What is the Missing Factor Calculator?
A missing factor problem looks like \(N \times ? = P\), where you know one factor (N) and the product (P) but need to find the second factor. This calculator solves for that unknown multiplier instantly. It is a universal arithmetic tool used in homework, mental-math practice, recipe scaling, unit conversion, and any situation where you know a total and one part of a multiplication.
How to use it
Enter the known factor (N) — the number you are multiplying by — and the product (P) — the result the multiplication should equal. Press calculate and the tool returns the missing factor. The result line restates the full equation so you can confirm it balances.
The formula explained
Because multiplication and division are inverse operations, you isolate the unknown by dividing both sides of \(N \times ? = P\) by N:
$$? = \frac{\text{Product (P)}}{\text{Known factor (N)}}$$
The only restriction is that N cannot be zero, since dividing by zero is undefined.

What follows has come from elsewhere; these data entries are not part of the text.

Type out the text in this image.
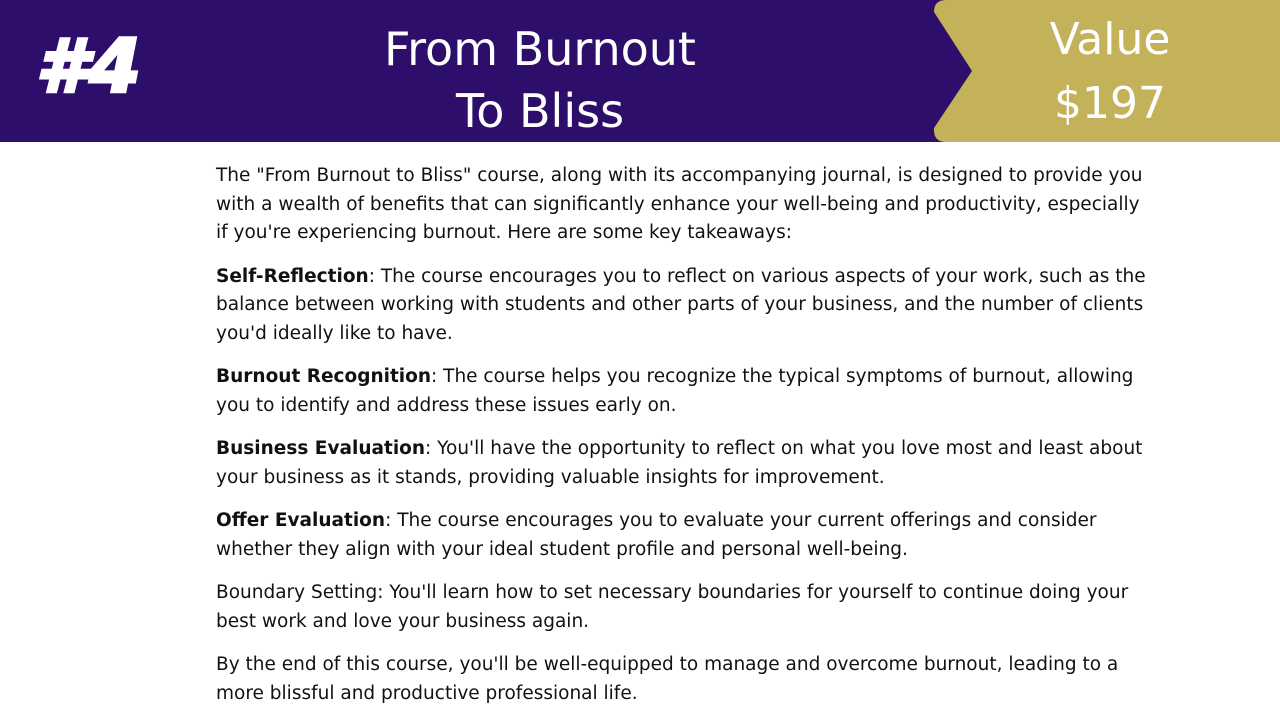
#4	From Burnout
To Bliss
Value
$197

The "From Burnout to Bliss" course, along with its accompanying journal, is designed to provide you with a wealth of benefits that can significantly enhance your well-being and productivity, especially if you're experiencing burnout. Here are some key takeaways:

Self-Reflection: The course encourages you to reflect on various aspects of your work, such as the balance between working with students and other parts of your business, and the number of clients you'd ideally like to have.

Burnout Recognition: The course helps you recognize the typical symptoms of burnout, allowing you to identify and address these issues early on.

Business Evaluation: You'll have the opportunity to reflect on what you love most and least about your business as it stands, providing valuable insights for improvement.

Offer Evaluation: The course encourages you to evaluate your current offerings and consider whether they align with your ideal student profile and personal well-being.

Boundary Setting: You'll learn how to set necessary boundaries for yourself to continue doing your best work and love your business again.

By the end of this course, you'll be well-equipped to manage and overcome burnout, leading to a more blissful and productive professional life.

If you enter 0 as the known factor, the calculator flags the problem instead of returning a number.
Worked example
Suppose you have \(7 \times ? = 56\). Divide the product by the known factor: $$56 \div 7 = 8$$ The missing factor is 8, and you can verify it: \(7 \times 8 = 56\). ✓
FAQ
Can the missing factor be a decimal? Yes. If P is not an exact multiple of N, the answer is a fraction or decimal — for example \(30 \div 4 = 7.5\).
What if the known factor is 0? No factor can make \(0 \times ?\) equal a non-zero product, and any value satisfies \(0 \times ? = 0\), so the answer is undefined. The calculator warns you instead.
Can it handle negative numbers? Yes. For example \(-5 \times ? = 20\) gives \(? = -4\).